Fleece to Bowl Workshop

As the weather in the North warms, the shepherds who we work with are beginning to shear their flocks. We are focusing July’s workshops around wool, and specifically how wool has become a by-product of the meat industry.

Wool is natural, renewable and biodegradable, it offers a number of environmental advantages and has proved itself to be measurably better than synthetic alternatives; yet sheep farmers get very little for it. The cost of shearing can often be more than the value of the fleece.
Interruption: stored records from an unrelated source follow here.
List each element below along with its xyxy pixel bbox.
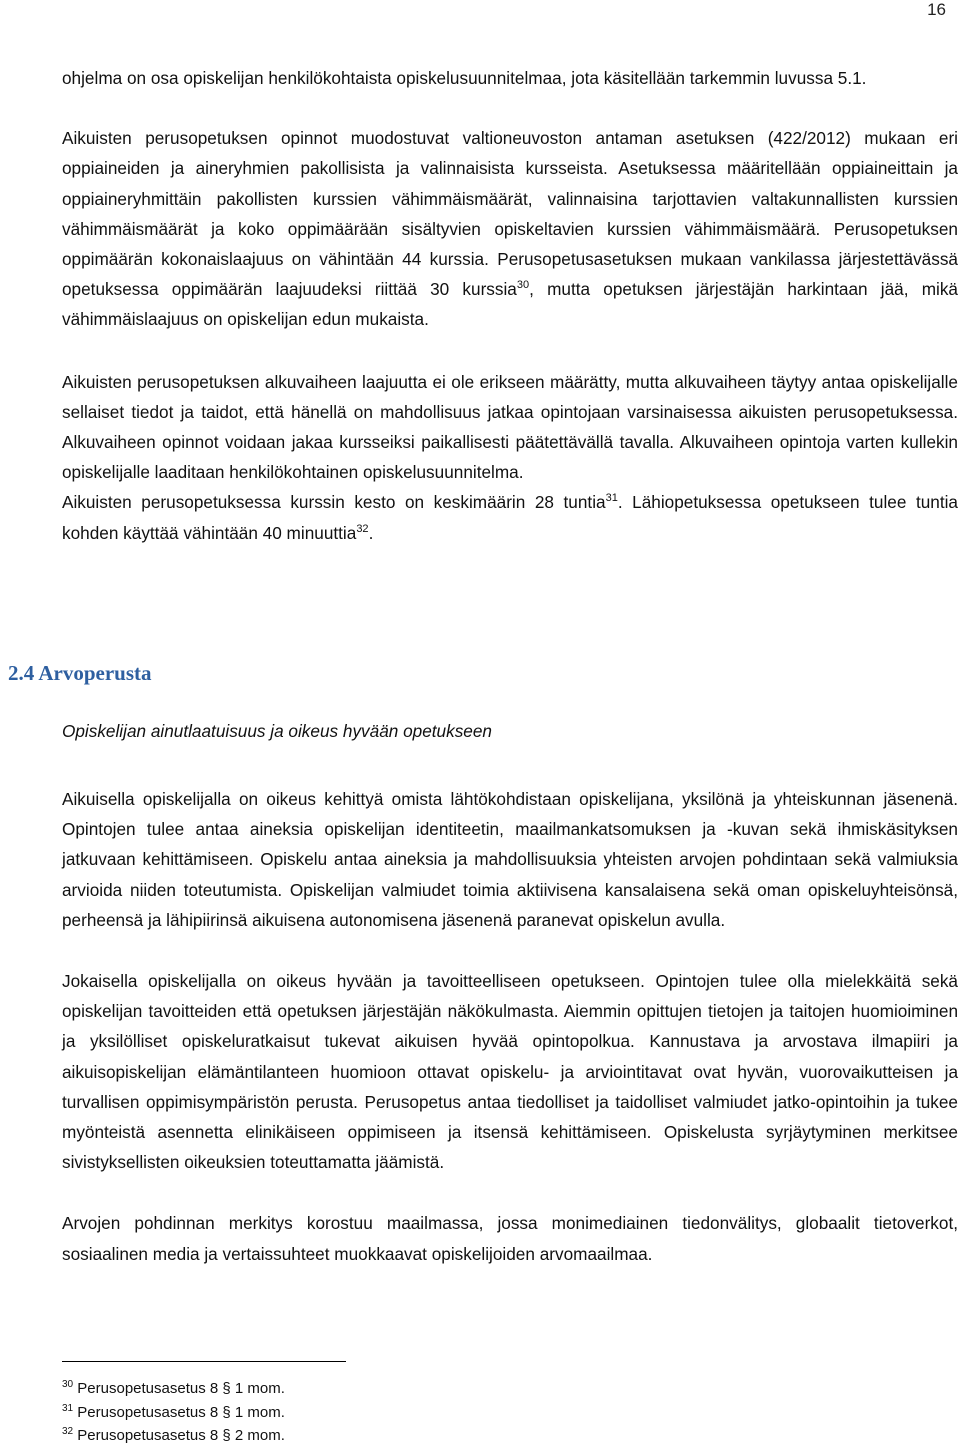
paragraph-right-to-teaching: Jokaisella opiskelijalla on oikeus hyvään ja tavoitteelliseen opetukseen. Opintojen tulee olla mielekkäitä sekä opiskelijan tavoitteiden että opetuksen järjestäjän näkökulmasta. Aiemmin opittujen tietojen ja taitojen huomioiminen ja yksilölliset opiskeluratkaisut tukevat aikuisen hyvää opintopolkua. Kannustava ja arvostava ilmapiiri ja aikuisopiskelijan elämäntilanteen huomioon ottavat opiskelu- ja arviointitavat ovat hyvän, vuorovaikutteisen ja turvallisen oppimisympäristön perusta. Perusopetus antaa tiedolliset ja taidolliset valmiudet jatko-opintoihin ja tukee myönteistä asennetta elinikäiseen oppimiseen ja itsensä kehittämiseen. Opiskelusta syrjäytyminen merkitsee sivistyksellisten oikeuksien toteuttamatta jäämistä. [62,971,958,1173]
paragraph-course-duration [62,487,958,547]
footnote-divider [62,1361,346,1362]
footnote-ref-31: 31 [605,492,618,505]
paragraph-values: Arvojen pohdinnan merkitys korostuu maailmassa, jossa monimediainen tiedonvälitys, globaalit tietoverkot, sosiaalinen media ja vertaissuhteet muokkaavat opiskelijoiden arvomaailmaa. [62,1213,958,1264]
page-number: 16 [927,0,946,19]
footnote-31 [62,1401,285,1425]
footnote-32 [62,1424,285,1448]
paragraph-initial-phase: Aikuisten perusopetuksen alkuvaiheen laajuutta ei ole erikseen määrätty, mutta alkuvaiheen täytyy antaa opiskelijalle sellaiset tiedot ja taidot, että hänellä on mahdollisuus jatkaa opintojaan varsinaisessa aikuisten perusopetuksessa. Alkuvaiheen opinnot voidaan jakaa kursseiksi paikallisesti päätettävällä tavalla. Alkuvaiheen opintoja varten kullekin opiskelijalle laaditaan henkilökohtainen opiskelusuunnitelma. [62,371,958,483]
paragraph-text: Aikuisten perusopetuksessa kurssin kesto on keskimäärin 28 tuntia [62,492,606,513]
paragraph-right-to-develop: Aikuisella opiskelijalla on oikeus kehittyä omista lähtökohdistaan opiskelijana, yksilönä ja yhteiskunnan jäsenenä. Opintojen tulee antaa aineksia opiskelijan identiteetin, maailmankatsomuksen ja -kuvan sekä ihmiskäsityksen jatkuvaan kehittämiseen. Opiskelu antaa aineksia ja mahdollisuuksia yhteisten arvojen pohdintaan sekä valmiuksia arvioida niiden toteutumista. Opiskelijan valmiudet toimia aktiivisena kansalaisena sekä oman opiskeluyhteisönsä, perheensä ja lähipiirinsä aikuisena autonomisena jäsenenä paranevat opiskelun avulla. [62,789,958,930]
footnote-30 [62,1377,285,1401]
body-text-block [62,784,958,1269]
footnote-number: 30 [62,1379,74,1390]
footnote-number: 32 [62,1426,74,1437]
paragraph-text: . Lähiopetuksessa opetukseen tulee tuntia kohden käyttää vähintään 40 minuuttia [62,492,958,543]
footnote-number: 31 [62,1402,74,1414]
footnote-ref-30: 30 [516,279,530,292]
paragraph-course-structure [62,123,958,334]
subheading: Opiskelijan ainutlaatuisuus ja oikeus hyvään opetukseen [62,721,492,741]
footnote-text: Perusopetusasetus 8 § 1 mom. [77,1403,285,1421]
top-text-block [62,63,958,548]
footnotes [62,1377,285,1448]
footnote-text: Perusopetusasetus 8 § 1 mom. [77,1380,285,1397]
paragraph-text: Aikuisten perusopetuksen opinnot muodostuvat valtioneuvoston antaman asetuksen (422/2012) mukaan eri oppiaineiden ja aineryhmien pakollisista ja valinnaisista kursseista. Asetuksessa määritellään oppiaineittain ja oppiaineryhmittäin pakollisten kurssien vähimmäismäärät, valinnaisina tarjottavien valtakunnallisten kurssien vähimmäismäärät ja koko oppimäärään sisältyvien opiskeltavien kurssien vähimmäismäärä. Perusopetuksen oppimäärän kokonaislaajuus on vähintään 44 kurssia. Perusopetusasetuksen mukaan vankilassa järjestettävässä opetuksessa oppimäärän laajuudeksi riittää 30 kurssia [62,128,958,300]
paragraph-text: . [368,522,374,543]
footnote-ref-32: 32 [356,522,369,535]
paragraph-intro: ohjelma on osa opiskelijan henkilökohtaista opiskelusuunnitelmaa, jota käsitellään tarkemmin luvussa 5.1. [62,68,867,88]
footnote-text: Perusopetusasetus 8 § 2 mom. [77,1427,285,1444]
paragraph-text: , mutta opetuksen järjestäjän harkintaan jää, mikä vähimmäislaajuus on opiskelijan edun mukaista. [62,279,958,330]
section-heading: 2.4 Arvoperusta [8,661,152,685]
It seems bizarre that we have selectively bred sheep for their wool since 6000 B.C.E, for it to become a waste product.

On Sunday the 11th of July, we have a series of events focusing around wool.
In the morning we will be running a workshop on how to create sheep’s wool garden felt mulch on @_thelanding_ perfect for ‘No Dig’ enthusiasts.
And in the afternoon we have a felt bowl making workshop hosted by Joanne Wood, a hill farmer and shepherd based in Chinley, Derbyshire.

These workshops aim to promote the Campaign For Wool and Fair Price For Farmers and to encourage creating direct relationships between farmers and makers, sharing skills and utilising waste by-products of the agricultural industry.

Throughout the residencies we aim to open up debates around the relationships between food and the environment, economic and social concerns, as well as notions of both cooking and eating as performative acts through a series of interactive creative workshops.

Each workshop will explore how artistic strategies can be used to address wide-ranging issues relating to food, agriculture and the environment.

Tickets are available now through the link in our bio 🐑

Curing Sheepskin

Curing a Leicester Longwool skin, for my ongoing project You Can Lead a Horse To Water, that explores minimise agricultural by-products.

Being of little value, only 0.045% of sheepskins are tanned each year, the rest are burned or buried.
For sheep farmers, the loss in the value of wool has left them with little alternative but to increase their flock for meat production, meaning that land can often suffer from overgrazing.

The revival of the wool industry/ diversifying has an essential role to play in a sustainable farming future.

To me, it seems bizarre that we have selectively bred sheep for their wool since 6000 B.C.E, for it now to become a waste product.